By Colleen Jenkins
WINSTON-SALEM, N.C. (Reuters) – North Carolina’s leading Republican lawmakers and Democratic governor hit a fresh impasse on Tuesday over a fix for a state law that restricts bathroom access for transgender people, putting lucrative hosting duties for NCAA championships at risk.
State Senate leader Phil Berger and House of Representatives Speaker Tim Moore held an evening news conference to announce a tentative deal to repeal the bathroom measure, which has spurred boycotts by corporations, conventions and concerts.
They credited Governor Roy Cooper with making the proposal, but the governor’s office quickly issued a statement saying no suitable compromise had been reached.
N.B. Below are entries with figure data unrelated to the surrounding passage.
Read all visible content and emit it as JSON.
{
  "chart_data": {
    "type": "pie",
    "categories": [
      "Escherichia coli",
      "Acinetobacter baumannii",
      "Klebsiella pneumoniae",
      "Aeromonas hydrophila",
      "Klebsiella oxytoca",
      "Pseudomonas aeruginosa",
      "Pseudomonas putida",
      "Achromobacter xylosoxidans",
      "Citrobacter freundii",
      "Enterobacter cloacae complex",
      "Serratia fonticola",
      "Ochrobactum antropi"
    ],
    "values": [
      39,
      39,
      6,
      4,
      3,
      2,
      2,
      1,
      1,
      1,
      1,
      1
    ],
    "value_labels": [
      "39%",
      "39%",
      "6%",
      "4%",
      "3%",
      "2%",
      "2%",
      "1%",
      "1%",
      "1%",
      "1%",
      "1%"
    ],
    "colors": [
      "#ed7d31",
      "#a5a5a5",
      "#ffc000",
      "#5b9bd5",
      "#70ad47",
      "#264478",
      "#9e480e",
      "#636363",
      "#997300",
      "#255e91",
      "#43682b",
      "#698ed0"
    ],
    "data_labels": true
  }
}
The stalemate came hours after a local sports official said the NCAA would not let North Carolina host college sports championship events through 2022 unless there are changes to the law commonly known as House Bill 2 by Thursday.
“If HB 2 has not been resolved by that time, the NCAA will have no choice but to move forward without the North Carolina bids,” Scott Dupree, executive director for the Greater Raleigh Sports Alliance, said in a statement on Twitter.
He said a “contact very close to the NCAA” had confirmed the impending deadline.
Asked for comment, NCAA spokeswoman Gail Dent referred to a statement by the governing body for U.S. college athletics last week on the one-year anniversary of the law. In it, the NCAA maintained HB 2 did not assure a discrimination-free atmosphere for events.
North Carolina is the only state that bars transgender people from using government-run restrooms that match their gender identity. The law also limits protection from discrimination for lesbian, gay, bisexual and transgender people.
A prior repeal bid failed during a one-day special legislative session in December.
By then, the NCAA had stripped North Carolina of championship events scheduled for the current academic year in protest of the law, including two rounds of this month’s Division I men’s basketball tournament.
The organization has said it would begin selecting sites this week for events through spring of 2022.
On Tuesday, Berger and Moore announced a deal that would repeal HB 2 and give the state the authority to regulate multi-occupancy bathrooms and shower facilities, which they said would safeguard privacy. But Berger told reporters they spoke with Cooper on their way to the news conference, and the governor denied making the proposal.
Cooper spokesman Ford Porter accused the lawmakers of a political stunt. He said the governor objected to a provision that he said would allow discrimination to persist by permitting people to sue over claims of their “rights of conscience” being violated.